Wilson’s speeches are fantastic for asking students to do close readings and analysis of rhetorical strategies. For example, I often ask students to find examples in Wilson’s speeches of how he shuts down opportunities for people do disagree with him. In this neutrality message, I also ask students to think about what’s going on domestically in the United States that makes Wilson say what he does; in particular, his efforts to get people to abandon any vestiges of loyalty to European countries reflects his interest in 100% Americanism, and his repeated assertions that the “thoughtful Americans” he is speaking to are male demonstrates his lack of support for the women’s suffrage movement.

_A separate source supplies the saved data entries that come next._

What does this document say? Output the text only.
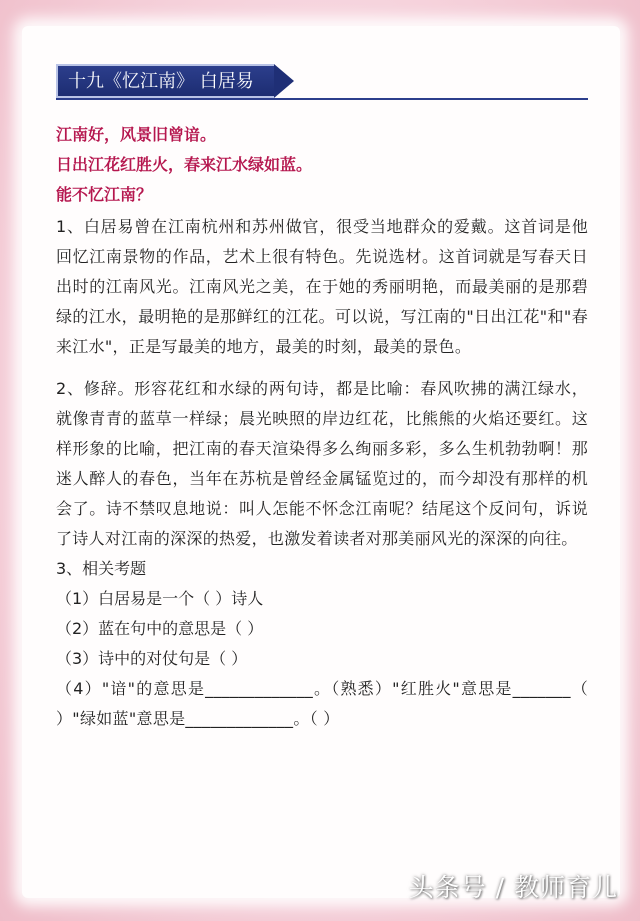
十九《忆江南》 白居易
江南好，风景旧曾谙。
日出江花红胜火，春来江水绿如蓝。
能不忆江南？

1、白居易曾在江南杭州和苏州做官，很受当地群众的爱戴。这首词是他回忆江南景物的作品，艺术上很有特色。先说选材。这首词就是写春天日出时的江南风光。江南风光之美，在于她的秀丽明艳，而最美丽的是那碧绿的江水，最明艳的是那鲜红的江花。可以说，写江南的"日出江花"和"春来江水"，正是写最美的地方，最美的时刻，最美的景色。

2、修辞。形容花红和水绿的两句诗，都是比喻：春风吹拂的满江绿水，就像青青的蓝草一样绿；晨光映照的岸边红花，比熊熊的火焰还要红。这样形象的比喻，把江南的春天渲染得多么绚丽多彩，多么生机勃勃啊！那迷人醉人的春色，当年在苏杭是曾经金属锰览过的，而今却没有那样的机会了。诗不禁叹息地说：叫人怎能不怀念江南呢？结尾这个反问句，诉说了诗人对江南的深深的热爱，也激发着读者对那美丽风光的深深的向往。

3、相关考题
（1）白居易是一个（ ）诗人
（2）蓝在句中的意思是（ ）
（3）诗中的对仗句是（ ）

（4）"谙"的意思是_____________。（熟悉）"红胜火"意思是_______（ ）"绿如蓝"意思是_____________。（ ）

头条号 / 教师育儿
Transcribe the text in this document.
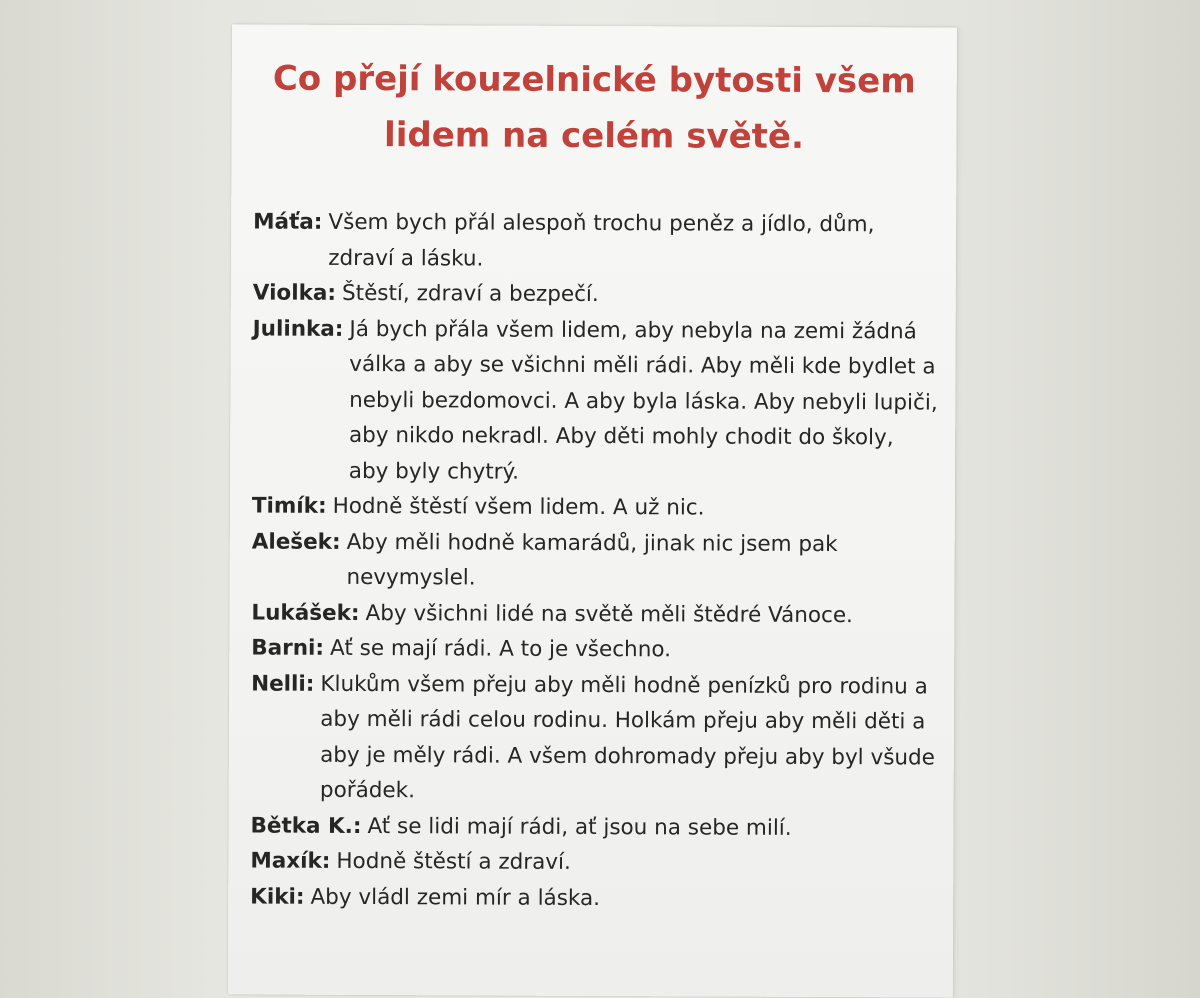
Co přejí kouzelnické bytosti všem
lidem na celém světě.
Máťa: Všem bych přál alespoň trochu peněz a jídlo, dům,
zdraví a lásku.
Violka: Štěstí, zdraví a bezpečí.
Julinka: Já bych přála všem lidem, aby nebyla na zemi žádná
válka a aby se všichni měli rádi. Aby měli kde bydlet a
nebyli bezdomovci. A aby byla láska. Aby nebyli lupiči,
aby nikdo nekradl. Aby děti mohly chodit do školy,
aby byly chytrý.
Timík: Hodně štěstí všem lidem. A už nic.
Alešek: Aby měli hodně kamarádů, jinak nic jsem pak
nevymyslel.
Lukášek: Aby všichni lidé na světě měli štědré Vánoce.
Barni: Ať se mají rádi. A to je všechno.
Nelli: Klukům všem přeju aby měli hodně penízků pro rodinu a
aby měli rádi celou rodinu. Holkám přeju aby měli děti a
aby je měly rádi. A všem dohromady přeju aby byl všude
pořádek.
Bětka K.: Ať se lidi mají rádi, ať jsou na sebe milí.
Maxík: Hodně štěstí a zdraví.
Kiki: Aby vládl zemi mír a láska.
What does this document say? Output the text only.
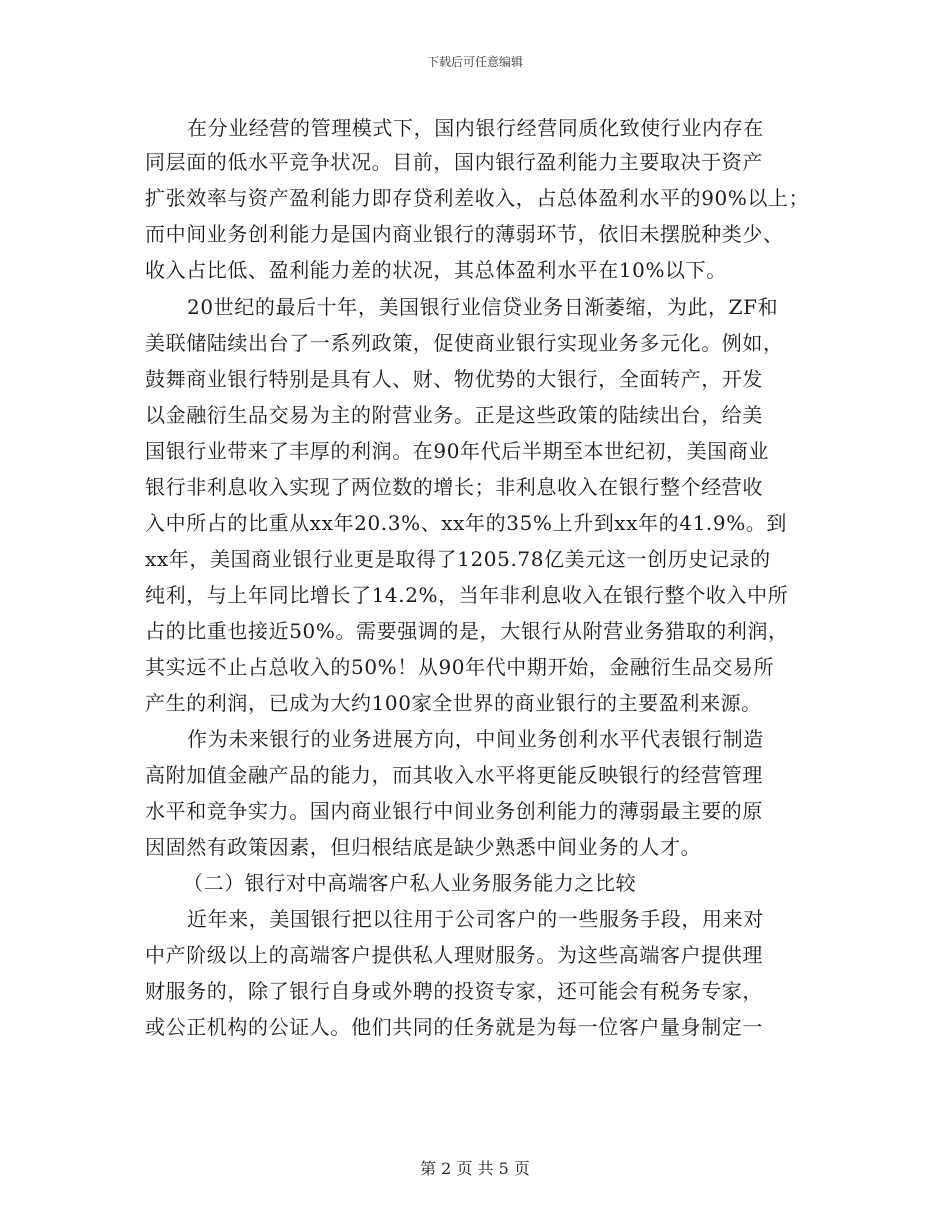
下载后可任意编辑
在分业经营的管理模式下，国内银行经营同质化致使行业内存在
同层面的低水平竞争状况。目前，国内银行盈利能力主要取决于资产
扩张效率与资产盈利能力即存贷利差收入，占总体盈利水平的90%以上；
而中间业务创利能力是国内商业银行的薄弱环节，依旧未摆脱种类少、
收入占比低、盈利能力差的状况，其总体盈利水平在10%以下。
20世纪的最后十年，美国银行业信贷业务日渐萎缩，为此，ZF和
美联储陆续出台了一系列政策，促使商业银行实现业务多元化。例如，
鼓舞商业银行特别是具有人、财、物优势的大银行，全面转产，开发
以金融衍生品交易为主的附营业务。正是这些政策的陆续出台，给美
国银行业带来了丰厚的利润。在90年代后半期至本世纪初，美国商业
银行非利息收入实现了两位数的增长；非利息收入在银行整个经营收
入中所占的比重从xx年20.3%、xx年的35%上升到xx年的41.9%。到
xx年，美国商业银行业更是取得了1205.78亿美元这一创历史记录的
纯利，与上年同比增长了14.2%，当年非利息收入在银行整个收入中所
占的比重也接近50%。需要强调的是，大银行从附营业务猎取的利润，
其实远不止占总收入的50%！从90年代中期开始，金融衍生品交易所
产生的利润，已成为大约100家全世界的商业银行的主要盈利来源。
作为未来银行的业务进展方向，中间业务创利水平代表银行制造
高附加值金融产品的能力，而其收入水平将更能反映银行的经营管理
水平和竞争实力。国内商业银行中间业务创利能力的薄弱最主要的原
因固然有政策因素，但归根结底是缺少熟悉中间业务的人才。
（二）银行对中高端客户私人业务服务能力之比较
近年来，美国银行把以往用于公司客户的一些服务手段，用来对
中产阶级以上的高端客户提供私人理财服务。为这些高端客户提供理
财服务的，除了银行自身或外聘的投资专家，还可能会有税务专家，
或公正机构的公证人。他们共同的任务就是为每一位客户量身制定一
第 2 页 共 5 页
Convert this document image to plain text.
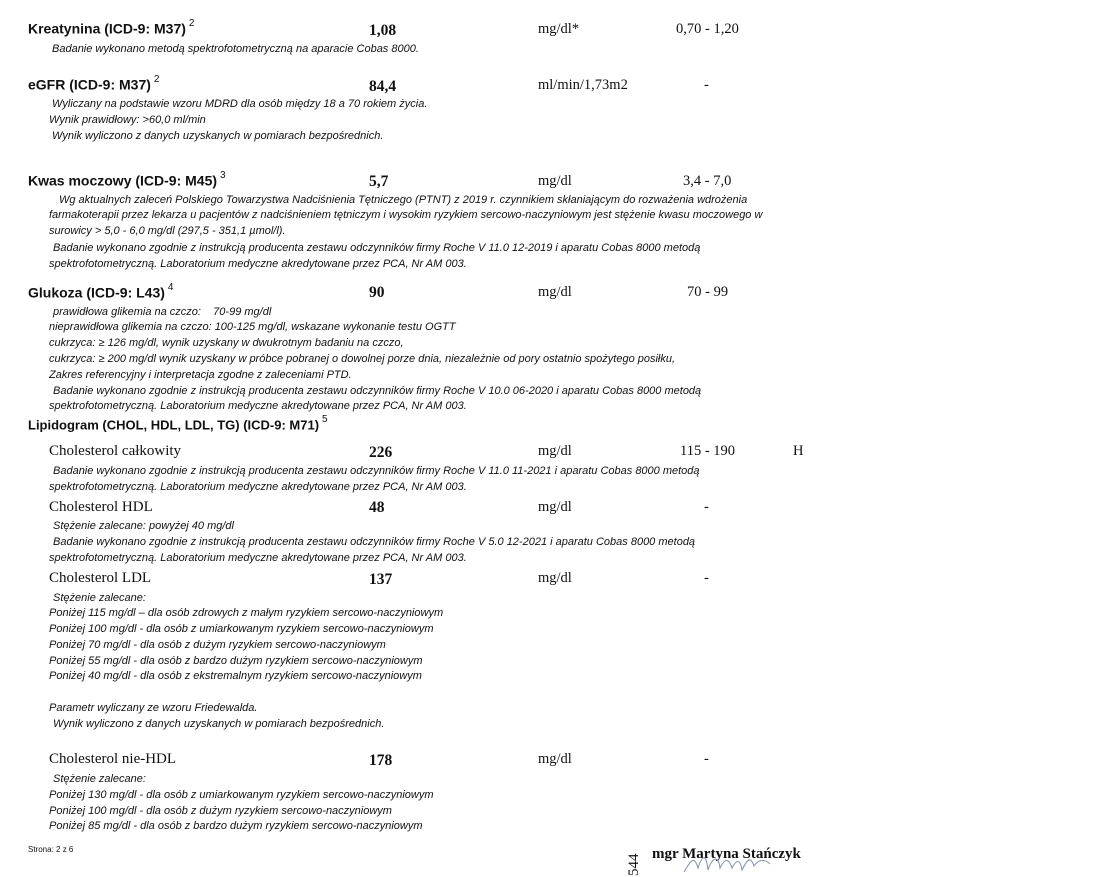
Kreatynina (ICD-9: M37) $^2$	1,08	mg/dl*	0,70 - 1,20
Badanie wykonano metodą spektrofotometryczną na aparacie Cobas 8000.
eGFR (ICD-9: M37) $^2$	84,4	ml/min/1,73m2	-
Wyliczany na podstawie wzoru MDRD dla osób między 18 a 70 rokiem życia.
Wynik prawidłowy: >60,0 ml/min
Wynik wyliczono z danych uzyskanych w pomiarach bezpośrednich.
Kwas moczowy (ICD-9: M45) $^3$	5,7	mg/dl	3,4 - 7,0
Wg aktualnych zaleceń Polskiego Towarzystwa Nadciśnienia Tętniczego (PTNT) z 2019 r. czynnikiem skłaniającym do rozważenia wdrożenia
farmakoterapii przez lekarza u pacjentów z nadciśnieniem tętniczym i wysokim ryzykiem sercowo-naczyniowym jest stężenie kwasu moczowego w
surowicy > 5,0 - 6,0 mg/dl (297,5 - 351,1 µmol/l).
Badanie wykonano zgodnie z instrukcją producenta zestawu odczynników firmy Roche V 11.0 12-2019 i aparatu Cobas 8000 metodą
spektrofotometryczną. Laboratorium medyczne akredytowane przez PCA, Nr AM 003.
Glukoza (ICD-9: L43) $^4$	90	mg/dl	70 - 99
prawidłowa glikemia na czczo:    70-99 mg/dl
nieprawidłowa glikemia na czczo: 100-125 mg/dl, wskazane wykonanie testu OGTT
cukrzyca: ≥ 126 mg/dl, wynik uzyskany w dwukrotnym badaniu na czczo,
cukrzyca: ≥ 200 mg/dl wynik uzyskany w próbce pobranej o dowolnej porze dnia, niezależnie od pory ostatnio spożytego posiłku,
Zakres referencyjny i interpretacja zgodne z zaleceniami PTD.
Badanie wykonano zgodnie z instrukcją producenta zestawu odczynników firmy Roche V 10.0 06-2020 i aparatu Cobas 8000 metodą
spektrofotometryczną. Laboratorium medyczne akredytowane przez PCA, Nr AM 003.
Lipidogram (CHOL, HDL, LDL, TG) (ICD-9: M71) $^5$
Cholesterol całkowity	226	mg/dl	115 - 190	H
Badanie wykonano zgodnie z instrukcją producenta zestawu odczynników firmy Roche V 11.0 11-2021 i aparatu Cobas 8000 metodą
spektrofotometryczną. Laboratorium medyczne akredytowane przez PCA, Nr AM 003.
Cholesterol HDL	48	mg/dl	-
Stężenie zalecane: powyżej 40 mg/dl
Badanie wykonano zgodnie z instrukcją producenta zestawu odczynników firmy Roche V 5.0 12-2021 i aparatu Cobas 8000 metodą
spektrofotometryczną. Laboratorium medyczne akredytowane przez PCA, Nr AM 003.
Cholesterol LDL	137	mg/dl	-
Stężenie zalecane:
Poniżej 115 mg/dl – dla osób zdrowych z małym ryzykiem sercowo-naczyniowym
Poniżej 100 mg/dl - dla osób z umiarkowanym ryzykiem sercowo-naczyniowym
Poniżej 70 mg/dl - dla osób z dużym ryzykiem sercowo-naczyniowym
Poniżej 55 mg/dl - dla osób z bardzo dużym ryzykiem sercowo-naczyniowym
Poniżej 40 mg/dl - dla osób z ekstremalnym ryzykiem sercowo-naczyniowym
Parametr wyliczany ze wzoru Friedewalda.
Wynik wyliczono z danych uzyskanych w pomiarach bezpośrednich.
Cholesterol nie-HDL	178	mg/dl	-
Stężenie zalecane:
Poniżej 130 mg/dl - dla osób z umiarkowanym ryzykiem sercowo-naczyniowym
Poniżej 100 mg/dl - dla osób z dużym ryzykiem sercowo-naczyniowym
Poniżej 85 mg/dl - dla osób z bardzo dużym ryzykiem sercowo-naczyniowym
Strona: 2 z 6
544 mgr Martyna Stańczyk
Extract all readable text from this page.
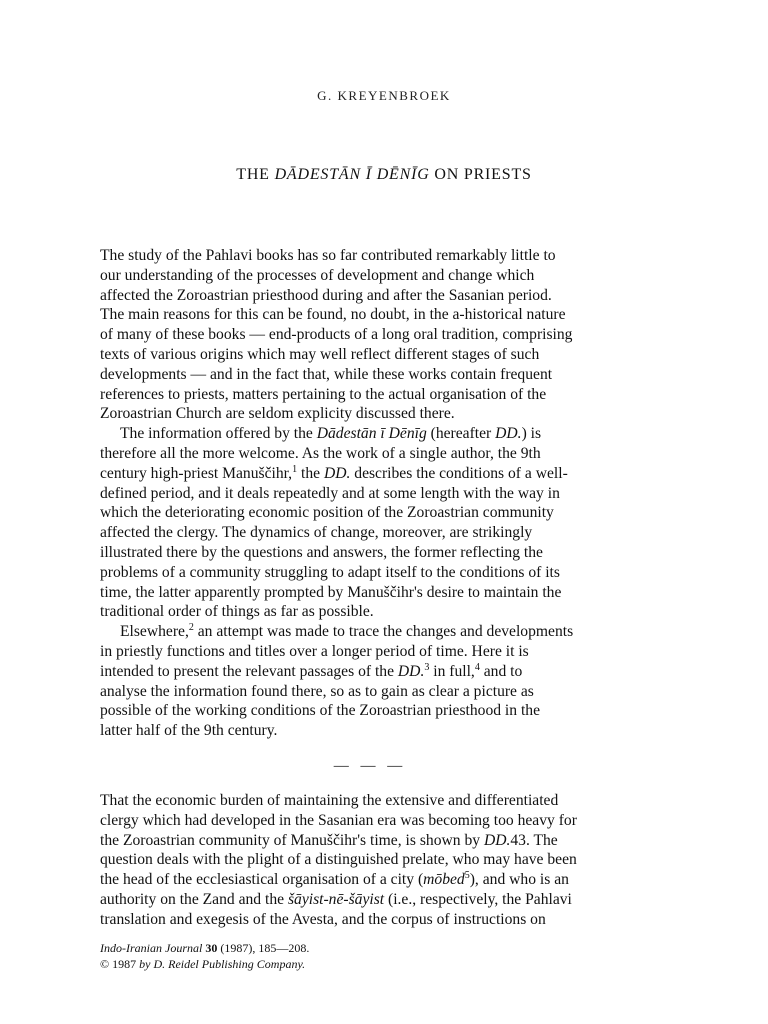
G. KREYENBROEK
THE DĀDESTĀN Ī DĒNĪG ON PRIESTS

The study of the Pahlavi books has so far contributed remarkably little to

our understanding of the processes of development and change which

affected the Zoroastrian priesthood during and after the Sasanian period.

The main reasons for this can be found, no doubt, in the a-historical nature

of many of these books — end-products of a long oral tradition, comprising

texts of various origins which may well reflect different stages of such

developments — and in the fact that, while these works contain frequent

references to priests, matters pertaining to the actual organisation of the

Zoroastrian Church are seldom explicity discussed there.

The information offered by the Dādestān ī Dēnīg (hereafter DD.) is

therefore all the more welcome. As the work of a single author, the 9th

century high-priest Manuščihr,$^1$ the DD. describes the conditions of a well-

defined period, and it deals repeatedly and at some length with the way in

which the deteriorating economic position of the Zoroastrian community

affected the clergy. The dynamics of change, moreover, are strikingly

illustrated there by the questions and answers, the former reflecting the

problems of a community struggling to adapt itself to the conditions of its

time, the latter apparently prompted by Manuščihr's desire to maintain the

traditional order of things as far as possible.

Elsewhere,$^2$ an attempt was made to trace the changes and developments

in priestly functions and titles over a longer period of time. Here it is

intended to present the relevant passages of the DD.$^3$ in full,$^4$ and to

analyse the information found there, so as to gain as clear a picture as

possible of the working conditions of the Zoroastrian priesthood in the

latter half of the 9th century.

— — —

That the economic burden of maintaining the extensive and differentiated

clergy which had developed in the Sasanian era was becoming too heavy for

the Zoroastrian community of Manuščihr's time, is shown by DD.43. The

question deals with the plight of a distinguished prelate, who may have been

the head of the ecclesiastical organisation of a city (mōbed$^5$), and who is an

authority on the Zand and the šāyist-nē-šāyist (i.e., respectively, the Pahlavi

translation and exegesis of the Avesta, and the corpus of instructions on

Indo-Iranian Journal 30 (1987), 185—208.

© 1987 by D. Reidel Publishing Company.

Wilson’s rhetoric is very powerful, and it certainly has great patriotic appeal. I think it’s crucial to make sure that Wilson’s speeches are studied alongside his actual policies and actions, since there is often a pretty big gap between what he says and what he does. On the specific issue of neutrality, his policies did not really line up with the strictly neutral course he lays out in this speech; rather, his policies favored the Allies. This lends itself well to a discussion of why presidents and other policymakers often have those gaps between words and actions? How compatible is national security with democracy and transparent policymaking?

Students might also be asked to compare and contrast Wilson’s neutrality message with George Washington’s from 1793. What were the two presidents’ motivations for declaring neutrality? Were they equally justified in doing so? What interests were they trying to protect, and were those interests the same in 1793 as they were in 1914? – N. M. Phelps, University of Vermont


Patrick Devlin. Too Proud to Fight: Woodrow Wilson’s Neutrality. New York: Oxford University Press, 1975.

Gary Gerstle. American Crucible: Race and Nation in the Twentieth Century. Princeton: Princeton University Press, 2002.

Daniel Malloy Smith. The Great Departure: The United States and World War I, 1914-1920. New York: J. Wiley, 1965.

Robert W. Tucker. Woodrow Wilson and the Great War: Reconsidering America’s Neutrality, 1914-1917. Charlottesville: University of Virginia Press, 2007.